The mixture of Cornell's yearning yowl and Rage's incendiary fireworks
is, at times, precisely what fans of either would expect; "Gasoline" and
"Exploder," in particular, sound like Cornell karaoke-ing his way through
a couple of instrumental Battle of Los Angeles-era Rage demos. And
it's also true that there's not much here lyrically that will surprise
Soundgarden followers. Cornell's searing, searching lyrics don't make a
whole lot of sense on their own ("I am not your autumn moon/ I am the
night"), and if anything, he seems at even more of an emotional remove
than usual; while "Show Me How to Live" captures the classic disaffection
of Soundgarden, songs like "What You Are" and "Set It Off" feel almost
generic in their lyrical content, as if written mainly to ornament the
barbed-wire riffs upon which they're hung. But Cornell does throw a few
monkey-wrenches into his delivery: his growly scat mimics Morello's
crunchy guitar line on "Exploder," and he attempts a faux-qawwali wail,
Nusrat Fateh Ali Khan-style, nicely broken up with a phasing, fluttering
effect on "Show Me How to Live." He also revisits some of the more
esoteric vocal moments of Soundgarden's last album, Down on the Upside,
on "Bring' Em Back Alive," switches gears to dance-floor-funky on the
refreshing "Hypnotize" (whose chorus of "Oh no don't you/ keep your good
luck to yourself" is as close as the disc comes to classic Rage-style
social commentary), and scrapes his throat painfully raw on "Shadow of the
Sun."
But it's the remaining Audioslaves -- Morello, Commerford and Wilk --
who surprise here, albeit within the parameters of their muscular sound.

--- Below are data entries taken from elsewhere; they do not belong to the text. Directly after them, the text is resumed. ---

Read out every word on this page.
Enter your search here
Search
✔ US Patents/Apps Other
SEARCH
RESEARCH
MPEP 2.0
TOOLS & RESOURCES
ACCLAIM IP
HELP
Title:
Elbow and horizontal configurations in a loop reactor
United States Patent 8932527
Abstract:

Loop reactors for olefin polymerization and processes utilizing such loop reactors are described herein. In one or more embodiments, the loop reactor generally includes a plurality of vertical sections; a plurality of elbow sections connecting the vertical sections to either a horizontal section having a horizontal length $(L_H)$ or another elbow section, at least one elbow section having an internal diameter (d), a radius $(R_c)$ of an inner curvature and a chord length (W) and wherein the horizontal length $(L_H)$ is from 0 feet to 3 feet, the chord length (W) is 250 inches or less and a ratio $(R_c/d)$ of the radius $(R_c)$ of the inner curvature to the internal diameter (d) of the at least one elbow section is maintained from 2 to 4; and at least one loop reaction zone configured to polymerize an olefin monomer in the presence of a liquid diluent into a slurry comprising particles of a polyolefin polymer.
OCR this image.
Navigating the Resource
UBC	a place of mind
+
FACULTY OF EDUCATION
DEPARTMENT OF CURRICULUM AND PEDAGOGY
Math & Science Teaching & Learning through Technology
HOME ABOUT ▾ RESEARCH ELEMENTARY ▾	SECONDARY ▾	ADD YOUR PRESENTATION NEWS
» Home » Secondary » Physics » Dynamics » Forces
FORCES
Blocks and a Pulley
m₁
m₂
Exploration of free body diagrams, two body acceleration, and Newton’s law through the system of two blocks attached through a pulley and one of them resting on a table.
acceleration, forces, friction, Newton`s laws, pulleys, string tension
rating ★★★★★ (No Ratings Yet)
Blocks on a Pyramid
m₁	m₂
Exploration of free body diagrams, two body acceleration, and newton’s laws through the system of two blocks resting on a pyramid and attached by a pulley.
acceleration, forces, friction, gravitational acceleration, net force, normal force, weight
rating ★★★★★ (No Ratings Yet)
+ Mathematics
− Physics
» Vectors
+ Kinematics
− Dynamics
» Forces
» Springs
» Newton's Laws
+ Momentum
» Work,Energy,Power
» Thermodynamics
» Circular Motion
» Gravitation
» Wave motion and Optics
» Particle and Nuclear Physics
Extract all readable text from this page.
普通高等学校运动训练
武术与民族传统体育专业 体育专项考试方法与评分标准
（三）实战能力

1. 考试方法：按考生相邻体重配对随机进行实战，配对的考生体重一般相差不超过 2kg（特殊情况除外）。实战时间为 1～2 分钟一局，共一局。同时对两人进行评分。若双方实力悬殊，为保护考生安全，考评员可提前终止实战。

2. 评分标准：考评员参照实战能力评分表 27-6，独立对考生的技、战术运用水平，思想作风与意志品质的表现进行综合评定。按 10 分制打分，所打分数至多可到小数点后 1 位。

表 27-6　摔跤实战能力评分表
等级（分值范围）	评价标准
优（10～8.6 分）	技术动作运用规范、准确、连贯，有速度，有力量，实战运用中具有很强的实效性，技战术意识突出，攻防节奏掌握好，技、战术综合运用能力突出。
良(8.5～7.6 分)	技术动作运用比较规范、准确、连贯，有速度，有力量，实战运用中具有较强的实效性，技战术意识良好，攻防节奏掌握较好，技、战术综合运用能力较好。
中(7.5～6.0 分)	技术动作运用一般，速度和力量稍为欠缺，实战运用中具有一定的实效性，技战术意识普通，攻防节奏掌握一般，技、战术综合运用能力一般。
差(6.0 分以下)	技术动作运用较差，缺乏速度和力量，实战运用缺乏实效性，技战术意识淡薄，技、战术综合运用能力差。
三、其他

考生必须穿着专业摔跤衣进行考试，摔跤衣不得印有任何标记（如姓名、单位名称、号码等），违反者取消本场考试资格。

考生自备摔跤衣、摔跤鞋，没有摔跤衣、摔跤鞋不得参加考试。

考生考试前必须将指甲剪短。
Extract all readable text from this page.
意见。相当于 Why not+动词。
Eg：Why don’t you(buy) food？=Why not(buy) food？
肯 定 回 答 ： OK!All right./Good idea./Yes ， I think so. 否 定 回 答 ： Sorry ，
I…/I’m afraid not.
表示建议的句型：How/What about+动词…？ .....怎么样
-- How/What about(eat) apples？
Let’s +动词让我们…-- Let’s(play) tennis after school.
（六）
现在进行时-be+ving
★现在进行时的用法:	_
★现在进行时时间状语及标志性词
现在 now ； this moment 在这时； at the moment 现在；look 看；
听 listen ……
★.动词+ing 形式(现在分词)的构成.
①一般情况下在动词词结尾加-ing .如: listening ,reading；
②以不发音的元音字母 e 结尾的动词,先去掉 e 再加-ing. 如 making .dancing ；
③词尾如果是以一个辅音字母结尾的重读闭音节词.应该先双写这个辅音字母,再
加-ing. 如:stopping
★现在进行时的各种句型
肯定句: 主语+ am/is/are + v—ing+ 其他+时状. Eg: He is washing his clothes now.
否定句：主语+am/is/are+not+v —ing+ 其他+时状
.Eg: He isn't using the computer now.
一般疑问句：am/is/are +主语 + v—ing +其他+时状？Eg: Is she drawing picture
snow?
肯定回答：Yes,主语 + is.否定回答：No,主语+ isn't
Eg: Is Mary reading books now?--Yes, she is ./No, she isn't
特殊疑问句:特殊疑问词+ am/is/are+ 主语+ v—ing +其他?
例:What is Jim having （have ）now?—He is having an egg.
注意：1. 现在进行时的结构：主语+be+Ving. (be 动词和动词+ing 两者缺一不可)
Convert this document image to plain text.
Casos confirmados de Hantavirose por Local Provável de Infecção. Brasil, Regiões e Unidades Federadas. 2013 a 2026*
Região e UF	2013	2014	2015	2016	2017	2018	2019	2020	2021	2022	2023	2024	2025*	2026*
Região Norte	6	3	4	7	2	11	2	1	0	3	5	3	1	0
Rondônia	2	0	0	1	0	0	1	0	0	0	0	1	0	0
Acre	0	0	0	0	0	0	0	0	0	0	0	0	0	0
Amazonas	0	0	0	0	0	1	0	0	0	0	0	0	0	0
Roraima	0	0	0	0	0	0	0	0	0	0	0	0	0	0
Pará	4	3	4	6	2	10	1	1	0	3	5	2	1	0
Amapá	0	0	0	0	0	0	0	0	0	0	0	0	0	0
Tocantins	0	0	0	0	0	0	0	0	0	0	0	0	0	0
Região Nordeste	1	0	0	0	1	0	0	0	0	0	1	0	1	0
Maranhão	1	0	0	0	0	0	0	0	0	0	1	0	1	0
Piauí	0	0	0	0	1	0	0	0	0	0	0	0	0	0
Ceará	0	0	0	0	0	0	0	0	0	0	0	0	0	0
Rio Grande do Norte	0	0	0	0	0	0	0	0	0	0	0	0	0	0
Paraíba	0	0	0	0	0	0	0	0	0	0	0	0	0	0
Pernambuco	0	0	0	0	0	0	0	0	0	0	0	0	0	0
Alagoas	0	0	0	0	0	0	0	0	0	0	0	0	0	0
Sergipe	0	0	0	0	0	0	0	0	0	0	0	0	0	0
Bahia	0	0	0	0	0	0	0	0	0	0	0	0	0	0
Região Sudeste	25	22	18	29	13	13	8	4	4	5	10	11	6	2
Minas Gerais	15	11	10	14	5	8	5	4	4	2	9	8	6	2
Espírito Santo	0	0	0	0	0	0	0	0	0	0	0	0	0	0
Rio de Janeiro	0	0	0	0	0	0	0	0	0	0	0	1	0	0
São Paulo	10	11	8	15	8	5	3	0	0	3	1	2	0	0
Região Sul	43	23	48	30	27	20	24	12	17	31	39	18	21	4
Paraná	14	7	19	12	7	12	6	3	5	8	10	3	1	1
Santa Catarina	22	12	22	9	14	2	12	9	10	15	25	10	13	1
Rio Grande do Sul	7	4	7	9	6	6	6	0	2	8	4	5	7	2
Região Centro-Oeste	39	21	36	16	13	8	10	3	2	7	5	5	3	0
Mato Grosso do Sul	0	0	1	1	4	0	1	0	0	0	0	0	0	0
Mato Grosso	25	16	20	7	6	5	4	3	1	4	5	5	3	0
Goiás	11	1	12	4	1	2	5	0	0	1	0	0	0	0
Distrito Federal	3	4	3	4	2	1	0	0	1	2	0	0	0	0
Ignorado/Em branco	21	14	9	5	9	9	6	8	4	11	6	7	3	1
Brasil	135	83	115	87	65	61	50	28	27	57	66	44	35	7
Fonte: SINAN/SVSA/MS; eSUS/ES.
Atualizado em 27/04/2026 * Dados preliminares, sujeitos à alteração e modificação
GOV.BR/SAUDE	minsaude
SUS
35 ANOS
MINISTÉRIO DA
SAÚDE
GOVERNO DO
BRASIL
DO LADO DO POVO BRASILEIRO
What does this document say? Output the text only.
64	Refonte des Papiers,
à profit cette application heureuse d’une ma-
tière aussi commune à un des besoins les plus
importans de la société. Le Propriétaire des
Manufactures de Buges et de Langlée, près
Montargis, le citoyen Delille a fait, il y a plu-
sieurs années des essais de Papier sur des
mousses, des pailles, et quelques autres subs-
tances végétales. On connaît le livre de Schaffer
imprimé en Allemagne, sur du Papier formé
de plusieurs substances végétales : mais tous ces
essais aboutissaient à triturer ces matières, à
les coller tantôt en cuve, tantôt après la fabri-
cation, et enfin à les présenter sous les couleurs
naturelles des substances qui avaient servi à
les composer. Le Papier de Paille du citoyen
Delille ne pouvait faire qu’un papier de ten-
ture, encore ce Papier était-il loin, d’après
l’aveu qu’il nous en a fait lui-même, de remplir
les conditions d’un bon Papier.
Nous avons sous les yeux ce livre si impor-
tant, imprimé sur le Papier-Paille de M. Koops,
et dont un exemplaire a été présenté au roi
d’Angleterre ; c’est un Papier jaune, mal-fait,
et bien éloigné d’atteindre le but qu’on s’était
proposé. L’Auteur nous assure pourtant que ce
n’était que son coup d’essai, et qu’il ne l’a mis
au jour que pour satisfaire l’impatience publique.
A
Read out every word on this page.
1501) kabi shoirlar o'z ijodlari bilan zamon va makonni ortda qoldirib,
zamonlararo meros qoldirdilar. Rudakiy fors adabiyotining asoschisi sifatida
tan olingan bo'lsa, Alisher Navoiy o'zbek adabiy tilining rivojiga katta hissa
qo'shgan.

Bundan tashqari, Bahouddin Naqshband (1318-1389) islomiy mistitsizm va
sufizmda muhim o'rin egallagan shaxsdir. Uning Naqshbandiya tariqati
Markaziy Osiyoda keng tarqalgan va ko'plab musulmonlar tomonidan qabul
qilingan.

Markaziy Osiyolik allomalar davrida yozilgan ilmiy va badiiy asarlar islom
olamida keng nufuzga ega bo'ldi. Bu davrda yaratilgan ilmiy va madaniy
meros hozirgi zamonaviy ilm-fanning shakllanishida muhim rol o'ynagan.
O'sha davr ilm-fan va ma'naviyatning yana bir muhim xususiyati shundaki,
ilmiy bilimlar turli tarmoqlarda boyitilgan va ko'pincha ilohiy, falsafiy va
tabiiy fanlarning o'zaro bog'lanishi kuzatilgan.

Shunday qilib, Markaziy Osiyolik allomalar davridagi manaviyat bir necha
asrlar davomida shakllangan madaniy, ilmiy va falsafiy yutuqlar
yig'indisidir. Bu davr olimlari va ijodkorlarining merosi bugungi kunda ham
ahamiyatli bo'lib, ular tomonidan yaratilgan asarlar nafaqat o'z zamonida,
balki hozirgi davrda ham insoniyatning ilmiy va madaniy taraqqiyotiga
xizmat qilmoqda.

As already mentioned, some tracks sound like virile Rage leftovers. But
those familiar riffs prove surprisingly adaptable, working just as well as
snarling slabs of post-Sabbath fury as they would seething rifle-bursts of
angry agit-rock. But the three former Ragers prove equally adept at the
kind of pumped-up, classic-rock-tinged testosterone workouts for which
Cornell earned his rep, and they throw in enough bristling atmospherics
(the coiled intro to "Set It Off" rides in on a wave of moody build-up
straight out of Sabbath or Destroyer-era KISS) and metallic,
fist-pumping crescendos to send the Papa Roaches of the world scurrying
back to their rehearsal spaces. The disc's first four songs -- "Cochise,"
"Show Me How to Live," "Gasoline" and the redemptive kiss-off "What You
Are" (whose angry/relieved refrain "Now I'm free from what you are" could
be interpreted as a hearty "don't let the door hit your ass on the way
out" to de la Rocha) -- are a virtual clinic in marauding arena-rock
onslaught, whipping from air-drum workshop to
singing-to-the-mirror-with-a-hairbrush-worthy intensity at whiplash clip.
Audioslave fails to gain entry to hard rock Valhalla only by
virtue of three of its final four numbers; "Bring 'Em Back Alive" tries
too hard to achieve the soaring metal singalong heights of the disc's
first half, while "Getaway Car" and the closing "The Last Remaining
Light," a pair of change-of-pace slower numbers, bog down the final ten
minutes -- they should have been sequenced further apart, bookending the
stomping "Light My Way" rather than following it. But these are minor
quibbles. The first ten songs on Audioslave lumber and swagger with
the triumphant authority and moody menace of the very best hard rock
albums, and point to a bright and glorious future if the band can survive
long enough to stretch its wings beyond the familiar, if expertly
executed, confines of its meaty debut.